IEEE Interview: Teaching the World – Daphne Koller and Coursera

IEEE Interview: Teaching the World – Daphne Koller and Coursera

In my August installment of my IEEE Computer magazine Computing Conversations column, I interview Daphne Koller, Stanford Computer Science professor and Coursera cofounder. The other cofounder of Coursera is Andrew Ng, also a Stanford professor. This interview was filmed May 25, 2012 during a visit to Coursera headquarters in Mountain View, CA.

I think that it is particularly interesting that the Coursera, Udacity, and edX efforts all were created by people with Computer Science/Engineering backgrounds and in particular people with interests in Artificial Intelligence.

The trend toward opening up college courses while they are being taught started back in 2007 with David Wiley.
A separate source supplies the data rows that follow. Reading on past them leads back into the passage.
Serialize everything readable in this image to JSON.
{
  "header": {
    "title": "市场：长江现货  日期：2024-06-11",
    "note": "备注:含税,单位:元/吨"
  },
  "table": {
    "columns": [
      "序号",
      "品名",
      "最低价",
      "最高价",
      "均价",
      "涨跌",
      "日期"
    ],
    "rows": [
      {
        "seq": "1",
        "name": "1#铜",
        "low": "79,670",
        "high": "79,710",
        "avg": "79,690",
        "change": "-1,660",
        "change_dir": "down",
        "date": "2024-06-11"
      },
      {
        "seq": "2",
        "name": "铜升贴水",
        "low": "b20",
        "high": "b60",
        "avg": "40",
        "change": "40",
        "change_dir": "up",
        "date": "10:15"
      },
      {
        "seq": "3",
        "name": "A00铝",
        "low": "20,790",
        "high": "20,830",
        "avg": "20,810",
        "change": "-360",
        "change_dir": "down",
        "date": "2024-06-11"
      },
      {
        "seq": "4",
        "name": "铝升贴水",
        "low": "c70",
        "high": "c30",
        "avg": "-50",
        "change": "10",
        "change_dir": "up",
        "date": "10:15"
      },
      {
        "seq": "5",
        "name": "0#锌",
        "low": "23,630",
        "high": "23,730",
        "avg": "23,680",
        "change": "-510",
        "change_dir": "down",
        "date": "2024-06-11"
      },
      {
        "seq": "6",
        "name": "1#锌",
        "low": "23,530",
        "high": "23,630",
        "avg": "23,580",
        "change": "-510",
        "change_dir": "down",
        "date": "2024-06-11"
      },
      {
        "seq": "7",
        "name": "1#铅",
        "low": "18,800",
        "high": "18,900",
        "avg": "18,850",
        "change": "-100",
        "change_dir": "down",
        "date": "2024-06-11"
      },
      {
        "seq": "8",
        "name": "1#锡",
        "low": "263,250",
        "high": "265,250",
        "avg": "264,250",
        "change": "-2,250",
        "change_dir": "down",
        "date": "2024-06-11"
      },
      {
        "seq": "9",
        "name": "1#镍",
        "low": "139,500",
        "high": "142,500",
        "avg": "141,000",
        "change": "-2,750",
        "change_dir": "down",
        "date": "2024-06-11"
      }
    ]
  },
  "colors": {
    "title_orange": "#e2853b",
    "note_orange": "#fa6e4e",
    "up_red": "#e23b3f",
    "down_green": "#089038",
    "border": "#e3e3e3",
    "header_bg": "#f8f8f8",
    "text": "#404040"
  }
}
Others like George Siemens, Stephen Downes, Dave Cormier, and others increased the sizes of these open courses and explored different pedagogical approaches to the courses.

But in the Fall of 2011, three Stanford courses were opened to the world and they effectively took the idea of large-scale open courses and pushed it up to 11. With all three courses seeing an enrollment of over 100,000 students, it opened up the possibility of a whole new level of scale in terms of the number of students enrolled.
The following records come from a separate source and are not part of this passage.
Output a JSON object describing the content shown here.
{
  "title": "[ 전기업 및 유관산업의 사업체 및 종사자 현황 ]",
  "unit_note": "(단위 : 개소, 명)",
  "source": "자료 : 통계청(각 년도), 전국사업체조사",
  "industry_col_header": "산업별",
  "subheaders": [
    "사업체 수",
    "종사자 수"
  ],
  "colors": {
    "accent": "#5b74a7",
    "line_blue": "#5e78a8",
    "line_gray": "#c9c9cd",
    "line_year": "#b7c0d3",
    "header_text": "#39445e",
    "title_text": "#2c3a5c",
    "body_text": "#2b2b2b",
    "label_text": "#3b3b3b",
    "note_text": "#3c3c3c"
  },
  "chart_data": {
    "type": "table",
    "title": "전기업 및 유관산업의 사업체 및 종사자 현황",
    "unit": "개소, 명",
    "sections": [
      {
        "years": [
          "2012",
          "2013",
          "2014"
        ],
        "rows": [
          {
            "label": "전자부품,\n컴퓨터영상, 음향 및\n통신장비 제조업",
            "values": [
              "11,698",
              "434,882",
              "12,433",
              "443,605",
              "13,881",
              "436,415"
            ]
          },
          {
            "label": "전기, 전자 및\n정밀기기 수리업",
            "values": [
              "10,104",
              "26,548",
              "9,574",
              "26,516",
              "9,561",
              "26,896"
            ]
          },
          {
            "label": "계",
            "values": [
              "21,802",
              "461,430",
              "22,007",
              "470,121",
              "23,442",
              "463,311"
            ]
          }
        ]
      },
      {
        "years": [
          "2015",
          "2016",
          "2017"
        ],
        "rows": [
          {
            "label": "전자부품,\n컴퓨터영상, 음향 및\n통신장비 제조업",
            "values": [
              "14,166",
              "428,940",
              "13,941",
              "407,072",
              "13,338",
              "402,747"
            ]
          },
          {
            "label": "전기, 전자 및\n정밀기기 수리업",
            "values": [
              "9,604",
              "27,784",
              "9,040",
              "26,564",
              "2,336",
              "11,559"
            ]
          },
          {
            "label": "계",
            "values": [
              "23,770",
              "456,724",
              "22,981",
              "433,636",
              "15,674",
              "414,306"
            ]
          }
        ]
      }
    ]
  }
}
Once this new frontier was identified, people are moving quickly to explore the possibilities of large-scale open courses (some call these MOOCs). Coursera, Udacity, and edX were formed to move these amazing experiments more towards the mainstream by making technology available to more instructors, universities and students. Even though these efforts are still only a few months old – they are capturing a lot of mind share and they are quite successful already.

Who knows where these efforts will take us in 3-5 years?

Note: I am excited to be teaching a course in Coursera as part of the University of Michigan participation called Internet History, Technology, and Security that starts Monday July 23, 2012 (i.e. next Monday).